От 7 марта 1935 г. (с грифом: Бог
Нация Свастика Труд)
От
начальника связи ЦК Всероссийской фашистской партии (подпись-закорючка)
«Уважаемый
соратник.
Подтверждаю
получение Ваших писем и отчета от 2 декабря 1934 года. Мы тотчас же отписали
Вашему брату и снабдили всем необходимым. Мы согласны с Вами и принятое Вами
решение — не сближаться с помянутой организацией — одобряем, так как очевидно
теперь, что они себя сильно скомпрометировали. Советуем соблюдать конспирацию и
действовать в рамках принятого в Эстонии закона. Статья маркиза Т. получена и
идет в очередном номере журнала „Нация“. Просим в дальнейшем писать
разборчивей. Боимся искажений при расшифровке. Работа нашей организации, как Вы
можете убедиться из газеты „Наш путь“ и приложенного
полугодового доклада, в котором была отмечена активная работа Вашего очага,
идет семимильными шагами вперед во многом благодаря действиям вашим тоже.
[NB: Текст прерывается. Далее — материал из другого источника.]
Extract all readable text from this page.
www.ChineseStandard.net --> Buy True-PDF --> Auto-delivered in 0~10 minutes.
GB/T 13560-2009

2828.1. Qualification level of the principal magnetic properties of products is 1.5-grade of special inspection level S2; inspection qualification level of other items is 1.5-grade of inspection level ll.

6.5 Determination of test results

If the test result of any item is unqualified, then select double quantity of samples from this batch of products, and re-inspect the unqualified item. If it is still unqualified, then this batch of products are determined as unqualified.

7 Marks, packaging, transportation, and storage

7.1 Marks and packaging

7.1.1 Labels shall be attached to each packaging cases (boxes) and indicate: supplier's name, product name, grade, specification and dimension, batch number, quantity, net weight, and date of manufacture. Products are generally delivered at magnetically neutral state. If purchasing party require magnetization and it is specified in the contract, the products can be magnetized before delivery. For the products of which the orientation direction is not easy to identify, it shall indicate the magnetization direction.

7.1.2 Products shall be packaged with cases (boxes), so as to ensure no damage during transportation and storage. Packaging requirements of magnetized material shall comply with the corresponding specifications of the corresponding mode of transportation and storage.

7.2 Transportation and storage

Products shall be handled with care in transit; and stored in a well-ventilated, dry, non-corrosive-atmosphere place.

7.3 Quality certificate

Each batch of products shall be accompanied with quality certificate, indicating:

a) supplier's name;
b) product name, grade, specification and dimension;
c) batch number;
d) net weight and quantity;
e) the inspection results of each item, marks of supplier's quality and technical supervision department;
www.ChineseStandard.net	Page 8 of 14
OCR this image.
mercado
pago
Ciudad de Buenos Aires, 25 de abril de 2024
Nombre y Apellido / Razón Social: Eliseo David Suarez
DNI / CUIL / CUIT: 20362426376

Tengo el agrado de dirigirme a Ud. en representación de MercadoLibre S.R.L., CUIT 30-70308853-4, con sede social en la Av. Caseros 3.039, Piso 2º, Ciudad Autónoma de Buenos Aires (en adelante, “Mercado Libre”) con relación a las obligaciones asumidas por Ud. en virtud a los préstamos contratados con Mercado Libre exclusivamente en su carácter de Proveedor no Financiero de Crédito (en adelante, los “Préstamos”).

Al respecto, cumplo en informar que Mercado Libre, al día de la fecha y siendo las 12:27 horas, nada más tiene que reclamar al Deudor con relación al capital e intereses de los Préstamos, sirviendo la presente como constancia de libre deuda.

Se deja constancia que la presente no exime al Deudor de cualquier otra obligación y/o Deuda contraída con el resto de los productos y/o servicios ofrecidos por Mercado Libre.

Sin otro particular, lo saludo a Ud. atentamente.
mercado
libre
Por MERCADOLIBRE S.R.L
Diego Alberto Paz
Одновременно с сим посылаем
Вам по Вашей просьбе еще „Азбуки фашизма“. В „Виа
Америка“ идет другое послание с некоторым конспиративным содержанием. Будут еще
желающие выписать, сообщите.
Пишите
больше для „Нашего пути“.
Как
Вы видите, Ваш материал о сатанистах мы использовали довольно ударно.
Ждем
дальнейшего.
Слава
России!
С
фашистским приветом».
В
докладе Борис нашел несколько добрых слов в адрес «дерптского
очага в Эстонии», члены которого, рискуя своей жизнью, переправляют
систематически «Азбуку фашизма», журнал «Нация» и газету «Наш путь» в
большевистскую Россию. Были цифры. Они впечатляли. Для транспортирования в СССР
за отчетный период выпущено 120 тысяч экземпляров листовок различных
наименований, в том числе «Братья», «К пограничной страже СССР», «Кто нас
неволит». Значительная часть этой литературы проникла в СССР
и сделала свое дело. Чины советской пограничной стражи в некоторых районах с
большим интересом знакомятся с фашистской литературой. Наблюдается интерес со
стороны комсомольцев...
Борис
ехал в поезде, читал и скрежетал зубами. Созданы юношеские и детские
организации: «Союз юных фашистов», «Союз фашистских крошек»... ежемесячная
газета «Русь» в Болгарии... «Фашистская страница» в Тяньцзинской
газете «Возрождение Азии»... открываются курсы, русский клуб в Харбине,
драмкружок, оперная студия, хор и фашистский симфонический оркестр... ведется
разведывательная работа... наблюдение за членами ВФП в отношении их связей,
знакомств и сохранения ими чистоплотности помыслов и достоинства ВФП в
окружающей среде... сбор редких книг по иудомасонству...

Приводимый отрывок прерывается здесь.